Law enforcement has an end run around smartphone encryption. For now.
The FBI’s feud with Apple over access to Syed Farook’s iPhone might never have happened if the San Bernardino, Calif., shooter had been carrying a 5S or newer. For the 250 million phones sold around the world with fingerprint authentication since 2013, law enforcement may be able to compel suspects to press their fingers to the devices and unlock them.
With minimal litigation on the books in the U.S., police and prosecutors require only a judge’s blessing on a warrant for a suspect’s fingerprints. So far they’ve used the power sparingly. But as the number of fingerprint scanners in hip pockets grows, district attorneys across the country say the technology is poised to become a major engine of evidence-gathering. “It is likely to be just a matter of time till this does become a primary gateway to accessing phones,” says Micheal O’Connor, an Alameda County assistant district attorney in Oakland, Calif.
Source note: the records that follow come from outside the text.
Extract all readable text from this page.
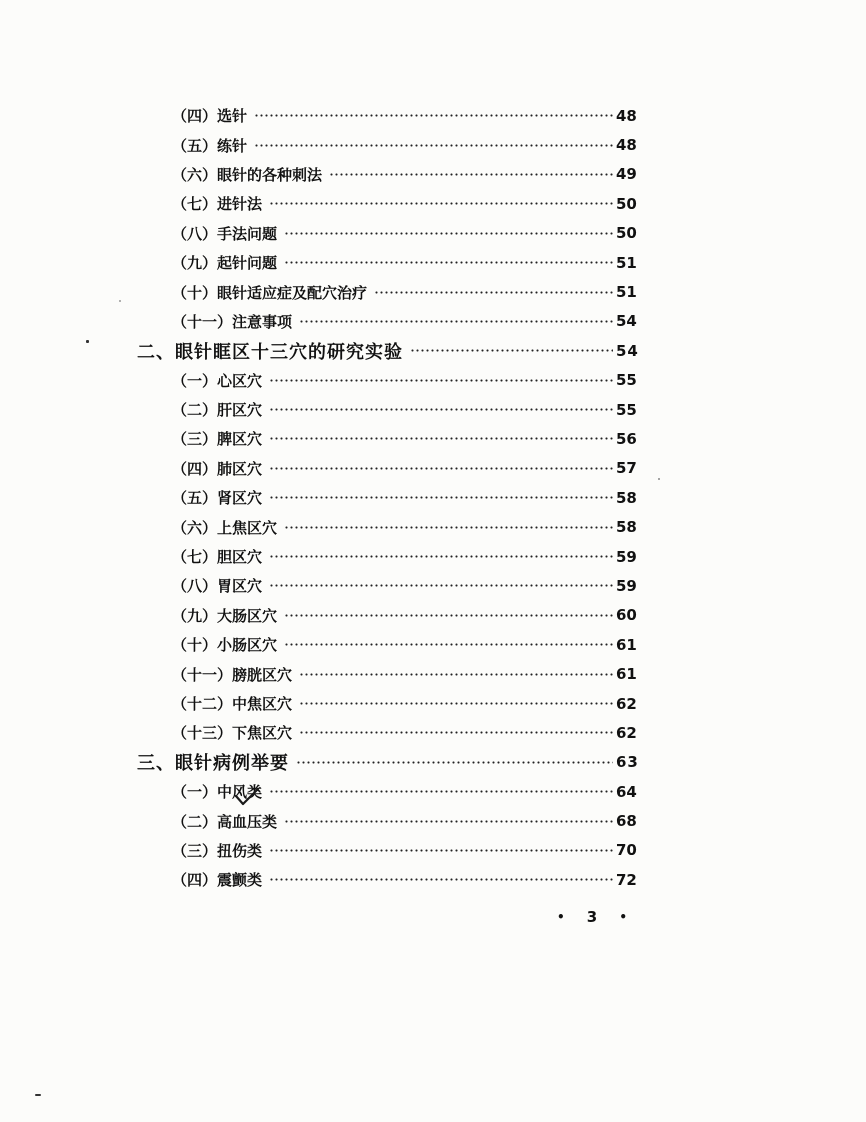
（四）选针	48
（五）练针	48
（六）眼针的各种刺法	49
（七）进针法	50
（八）手法问题	50
（九）起针问题	51
（十）眼针适应症及配穴治疗	51
（十一）注意事项	54
二、眼针眶区十三穴的研究实验	54
（一）心区穴	55
（二）肝区穴	55
（三）脾区穴	56
（四）肺区穴	57
（五）肾区穴	58
（六）上焦区穴	58
（七）胆区穴	59
（八）胃区穴	59
（九）大肠区穴	60
（十）小肠区穴	61
（十一）膀胱区穴	61
（十二）中焦区穴	62
（十三）下焦区穴	62
三、眼针病例举要	63
（一）中风类	64
（二）高血压类	68
（三）扭伤类	70
（四）震颤类	72
• 3 •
If a person has enabled Apple’s Touch ID, her fingerprint will unlock the phone for 48 hours after locking before the device requires a PIN. Systems on newish Samsung and LG phones work similarly. Los Angeles and Oakland are among the cities that have already granted or received warrants for the use of a finger to unlock a phone. The next step may be a lawsuit that determines whether a fingerprint is off-limits.
Legal scholars say law enforcement is likely to win that fight. Two years ago, David Baust, a paramedic in Virginia Beach, Va., admitted that his locked iPhone 5S may have filmed him in bed strangling his girlfriend, according to a court filing. Baust’s lawyers argued that unlocking the phone would violate his Fifth Amendment right to avoid incriminating himself.
A state judge ruled that demanding Baust type in his pass code would entail a “mental process” leading to self-incrimination, but that asking for his fingerprint was more like drawing a blood sample and therefore OK.
Although the Virginia decision isn’t binding on other judges, it’s only a matter of time before a higher court weighs in and sets a precedent, says Rahul Gupta, a senior deputy district attorney in Orange County, Calif. He, too, is betting on police and prosecutors. “It’s just the same old evidence, blood or a mouth swab, being used in a different way,” he says.
Fingerprint-scanning phones will become the majority within about two years, estimates researcher IDC. As the pile of warrant requests grows, the pressure will be on magistrate judges to draw a line between genuine seizures and fishing expeditions, says Leslie Harris, a lecturer at the University of California at Berkeley’s School of Information. “They could be the last line of defense,” says Harris, who’s also president of the Harris Strategy Group, a think tank that advocates for privacy rights. “And they often get calls in the dead of night that force them to make immediate decisions. It’s not an ideal situation.”
The fingerprint lock systems, as they stand, though, aren’t foolproof skeleton keys for law enforcement. When the phone is switched off and restarted, it requires a pass code. And it won’t take long for criminals to learn that the little scanner on the home button isn’t their friend.
The bottom line: Fingerprint locks, which will be the norm in two years, give law enforcement an end run around smartphone encryption.